The tragedy aboard the MFV Lincoln which ran into trouble near False Bay resulting in the deaths of 11 fishermen received a lot of coverage in the press this week. The search for the remaining missing crew member continues.
According to survivor Peter Julies, the weather was extremely turbulent and the boat started taking water on the port side. Soon the boat was leaning completely to the one side.
“I jumped from the starboard side into the freezing water. Soon I could not feel my legs. The rain was pelting and the gale-force wind had no mercy. Fortunately help did not take too long. But it was too late for some of my friends.”
The Financial Director of Viking Fishing, who own the vessel, said that their first priority was to support the families of those who lost loved ones.
The vessel has been towed to Cape Town harbour and SAMSA is investigating the incident.
History was made this week with the vessel, the Cape Orchid, being the first merchant vessel to register in South Africa since 1985.
Tsietsi Mokhele, SAMSA chief executive said, “About 98 percent of the country’s internationally bound trade is carried by ships and at least R160bn a year is paid for shipping services to foreign owners and operators.”

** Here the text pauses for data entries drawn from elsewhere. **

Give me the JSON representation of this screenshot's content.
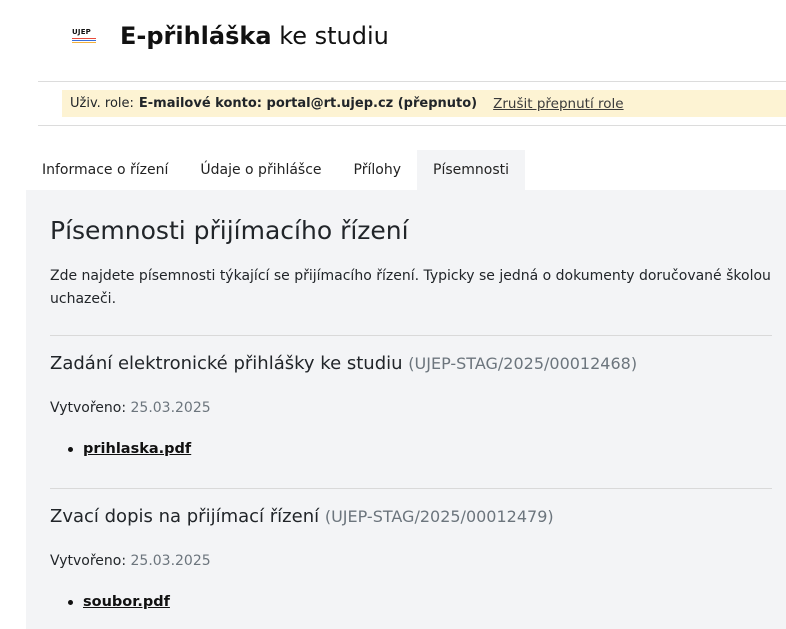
{
  "header": {
    "logo_text": "UJEP",
    "logo_stripe_colors": [
      "#e84b3c",
      "#3b6fd8",
      "#f3b23c"
    ],
    "title_bold": "E-přihláška",
    "title_rest": "ke studiu"
  },
  "role_bar": {
    "label": "Uživ. role:",
    "value": "E-mailové konto: portal@rt.ujep.cz (přepnuto)",
    "cancel_link": "Zrušit přepnutí role"
  },
  "tabs": [
    {
      "label": "Informace o řízení",
      "active": false
    },
    {
      "label": "Údaje o přihlášce",
      "active": false
    },
    {
      "label": "Přílohy",
      "active": false
    },
    {
      "label": "Písemnosti",
      "active": true
    }
  ],
  "main": {
    "title": "Písemnosti přijímacího řízení",
    "intro": "Zde najdete písemnosti týkající se přijímacího řízení. Typicky se jedná o dokumenty doručované školou uchazeči.",
    "documents": [
      {
        "title": "Zadání elektronické přihlášky ke studiu",
        "reference": "(UJEP-STAG/2025/00012468)",
        "created_label": "Vytvořeno:",
        "created_date": "25.03.2025",
        "file": "prihlaska.pdf"
      },
      {
        "title": "Zvací dopis na přijímací řízení",
        "reference": "(UJEP-STAG/2025/00012479)",
        "created_label": "Vytvořeno:",
        "created_date": "25.03.2025",
        "file": "soubor.pdf"
      }
    ]
  },
  "colors": {
    "role_bar_bg": "#fdf3d3",
    "content_bg": "#f3f4f6",
    "muted_text": "#6c757d"
  }
}
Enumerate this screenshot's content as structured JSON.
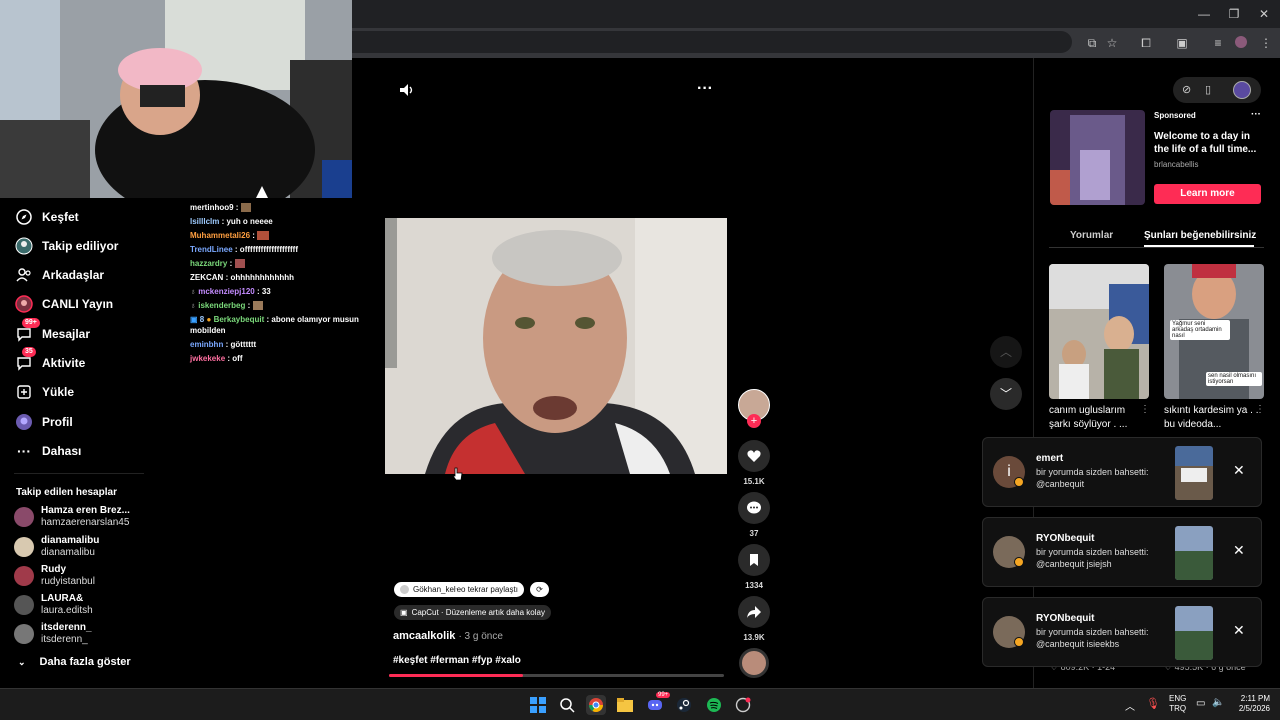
{
  "window": {
    "minimize": "—",
    "restore": "❐",
    "close": "✕"
  },
  "toolbar_icons": [
    "install-icon",
    "star-icon",
    "extensions-icon",
    "reading-icon",
    "media-icon",
    "profile-icon",
    "menu-icon"
  ],
  "sidebar": {
    "items": [
      {
        "label": "Keşfet",
        "icon": "compass-icon"
      },
      {
        "label": "Takip ediliyor",
        "icon": "following-avatar-icon"
      },
      {
        "label": "Arkadaşlar",
        "icon": "friends-icon"
      },
      {
        "label": "CANLI Yayın",
        "icon": "live-icon"
      },
      {
        "label": "Mesajlar",
        "icon": "messages-icon",
        "badge": "99+"
      },
      {
        "label": "Aktivite",
        "icon": "activity-icon",
        "badge": "35"
      },
      {
        "label": "Yükle",
        "icon": "upload-icon"
      },
      {
        "label": "Profil",
        "icon": "profile-icon"
      },
      {
        "label": "Dahası",
        "icon": "more-icon"
      }
    ],
    "following_heading": "Takip edilen hesaplar",
    "following": [
      {
        "name": "Hamza eren Brez...",
        "handle": "hamzaerenarslan45"
      },
      {
        "name": "dianamalibu",
        "handle": "dianamalibu"
      },
      {
        "name": "Rudy",
        "handle": "rudyistanbul"
      },
      {
        "name": "LAURA&",
        "handle": "laura.editsh"
      },
      {
        "name": "itsderenn_",
        "handle": "itsderenn_"
      }
    ],
    "show_more": "Daha fazla göster"
  },
  "chat": [
    {
      "user": "mertinhoo9",
      "msg": ":",
      "color": "#ffffff"
    },
    {
      "user": "lsilllclm",
      "msg": ": yuh o neeee",
      "color": "#9ecbff"
    },
    {
      "user": "Muhammetali26",
      "msg": ":",
      "color": "#ff9f40"
    },
    {
      "user": "TrendLinee",
      "msg": ": offffffffffffffffffff",
      "color": "#7aa8ff"
    },
    {
      "user": "hazzardry",
      "msg": ":",
      "color": "#7bd97b"
    },
    {
      "user": "ZEKCAN",
      "msg": ": ohhhhhhhhhhhh",
      "color": "#ffffff"
    },
    {
      "user": "mckenziepj120",
      "msg": ": 33",
      "color": "#c48cff"
    },
    {
      "user": "iskenderbeg",
      "msg": ":",
      "color": "#7bd97b"
    },
    {
      "user": "Berkaybequit",
      "msg": ": abone olamıyor musun",
      "color": "#7bd97b"
    },
    {
      "user": "",
      "msg": "mobilden",
      "color": "#ffffff"
    },
    {
      "user": "eminbhn",
      "msg": ": götttttt",
      "color": "#7aa8ff"
    },
    {
      "user": "jwkekeke",
      "msg": ": off",
      "color": "#ff6fa0"
    }
  ],
  "chat_badge_8": "8",
  "video": {
    "volume_icon": "speaker-icon",
    "more": "···",
    "repost_pill": "Gökhan_keŀeo tekrar paylaştı",
    "capcut_pill": "CapCut · Düzenleme artık daha kolay",
    "author": "amcaalkolik",
    "time": "· 3 g önce",
    "tags": "#keşfet #ferman #fyp #xalo",
    "progress": 0.4
  },
  "actions": {
    "likes": "15.1K",
    "comments": "37",
    "saves": "1334",
    "shares": "13.9K"
  },
  "right": {
    "sponsored": "Sponsored",
    "ad_title": "Welcome to a day in the life of a full time...",
    "ad_author": "brlancabellis",
    "ad_cta": "Learn more",
    "tab_comments": "Yorumlar",
    "tab_like": "Şunları beğenebilirsiniz",
    "thumb1_title": "canım ugluslarım şarkı söylüyor . ...",
    "thumb2_title": "sıkıntı kardesim ya . . bu videoda...",
    "thumb2_sticker1": "Yağmur seni arkadaş ortadamin nasıl",
    "thumb2_sticker2": "sen nasil olmasını istiyorsan",
    "bottom_left_count": "809.2K · 1-24",
    "bottom_right_count": "495.5K · 6 g önce"
  },
  "notifications": [
    {
      "title": "emert",
      "body": "bir yorumda sizden bahsetti: @canbequit",
      "avatar_letter": "i"
    },
    {
      "title": "RYONbequit",
      "body": "bir yorumda sizden bahsetti: @canbequit jsiejsh"
    },
    {
      "title": "RYONbequit",
      "body": "bir yorumda sizden bahsetti: @canbequit isieekbs"
    }
  ],
  "taskbar": {
    "lang1": "ENG",
    "lang2": "TRQ",
    "time": "2:11 PM",
    "date": "2/5/2026",
    "discord_badge": "99+"
  }
}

The Department of Transport said that the Cape Orchid “would be a boost to our maritime economy.”
According to the press many residents from Walker Bay are expressing their concern about mother and baby whales being harassed by over eager onlookers entering the bay during the whale breeding season and disturbing the mammals.
The question has been raised as to why the Department of Environmental Affairs is not monitoring whale-watching tourism boats and other vessels in the bay. Residents are saying that complaints to government, the local authority and the tourism body are simply receiving no response.
Environmental Affairs Oceans and Coasts spokesperson Zolile Nqayi confirmed that Walker Bay was in fact a sanctuary and that no unauthorised boats were allowed in the bay during whale season.
He appealed to the public to report any incidents of boats getting to close to the whales to the department.